Operating as an overnight charter vessel between 1986 and 2005, Falie supported fishing and diving tours around the South Australian coastline. Between 1990 and 2005, Falie was the primary vessel used for Rodney Fox Shark Expeditions. Here she featured in many international nature documentaries, filming and photographing great white sharks off South Australia's coast, and entertaining tourists from Australia and around the world on shark cage diving adventures.

==Preservation==
Falie was purchased by the Government of South Australia in 1982 and rebuilt as the centre-piece of the State's Jubilee 150 celebrations in 1986, with re-masting, new sails, and the fitting of new accommodation and a galley. With this arrangement, she could carry up to 70 passengers on day trips, or 20 passengers plus nine crew overnight, as well as cargo, and equipment for adventure cruises and shark dive trips.

In 2005, a survey revealed that her hull plates had deteriorated to the point where she was no longer able to be kept in survey. She was not returned to seaworthiness as no sponsor could be found to cover the cost of repairs, estimated to be more than a million dollars.

In 2007, it was proposed to move Falie to the wharf at American River, Kangaroo Island as an interpretive maritime museum, but by 2009, this had not been acted on.

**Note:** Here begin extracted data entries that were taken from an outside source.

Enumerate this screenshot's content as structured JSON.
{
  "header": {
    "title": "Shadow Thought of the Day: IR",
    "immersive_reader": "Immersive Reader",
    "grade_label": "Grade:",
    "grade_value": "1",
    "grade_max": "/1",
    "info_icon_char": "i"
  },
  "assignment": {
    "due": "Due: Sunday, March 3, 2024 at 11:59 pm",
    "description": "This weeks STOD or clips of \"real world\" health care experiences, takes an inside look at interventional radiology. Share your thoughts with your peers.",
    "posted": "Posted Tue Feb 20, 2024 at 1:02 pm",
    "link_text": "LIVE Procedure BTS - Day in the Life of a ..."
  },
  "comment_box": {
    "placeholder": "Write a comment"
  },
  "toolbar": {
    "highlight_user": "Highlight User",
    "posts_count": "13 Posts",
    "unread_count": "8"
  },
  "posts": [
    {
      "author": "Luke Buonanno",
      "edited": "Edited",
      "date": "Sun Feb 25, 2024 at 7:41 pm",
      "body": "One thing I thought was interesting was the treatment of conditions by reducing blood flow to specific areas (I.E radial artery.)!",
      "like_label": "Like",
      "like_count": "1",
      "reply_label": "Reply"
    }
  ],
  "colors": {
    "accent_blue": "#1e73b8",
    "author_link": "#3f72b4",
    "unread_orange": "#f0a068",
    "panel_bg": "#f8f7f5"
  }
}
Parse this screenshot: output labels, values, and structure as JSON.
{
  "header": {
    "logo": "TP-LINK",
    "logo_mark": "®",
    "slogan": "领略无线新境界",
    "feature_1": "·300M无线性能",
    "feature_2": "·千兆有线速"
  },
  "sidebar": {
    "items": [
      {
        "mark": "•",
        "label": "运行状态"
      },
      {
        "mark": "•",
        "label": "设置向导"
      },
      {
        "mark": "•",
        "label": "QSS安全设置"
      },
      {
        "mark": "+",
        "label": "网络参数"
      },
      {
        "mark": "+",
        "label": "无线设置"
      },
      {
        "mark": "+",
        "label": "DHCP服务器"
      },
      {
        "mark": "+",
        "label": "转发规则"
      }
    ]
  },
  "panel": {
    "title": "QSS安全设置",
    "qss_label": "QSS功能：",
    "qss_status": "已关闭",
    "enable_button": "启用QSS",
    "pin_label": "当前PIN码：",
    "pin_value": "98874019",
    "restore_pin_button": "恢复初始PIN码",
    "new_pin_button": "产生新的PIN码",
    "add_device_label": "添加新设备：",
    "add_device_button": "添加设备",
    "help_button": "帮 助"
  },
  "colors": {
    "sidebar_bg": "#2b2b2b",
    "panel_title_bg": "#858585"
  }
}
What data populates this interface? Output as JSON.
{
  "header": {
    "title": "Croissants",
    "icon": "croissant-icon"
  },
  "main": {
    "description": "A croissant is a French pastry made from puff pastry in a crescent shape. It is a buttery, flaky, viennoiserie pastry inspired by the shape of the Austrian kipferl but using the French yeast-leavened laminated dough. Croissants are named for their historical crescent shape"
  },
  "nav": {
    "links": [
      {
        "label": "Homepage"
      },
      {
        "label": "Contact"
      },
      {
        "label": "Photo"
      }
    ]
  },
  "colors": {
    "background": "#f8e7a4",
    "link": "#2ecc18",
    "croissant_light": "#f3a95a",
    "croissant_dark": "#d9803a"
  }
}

It was suggested that the South Australian government was looking to divest itself of Falie, and that the estimated cost of repairs to the hull was in excess of $3 million.
Falie is currently owned by the SA Department of Planning, Transport and Infrastructure (formerly DTEI).

In 2017, Falie was one of the ships considered in a study funded by Renewal SA about "a strategy for berthing or locating historic ships and vessels within the inner harbour of Port Adelaide."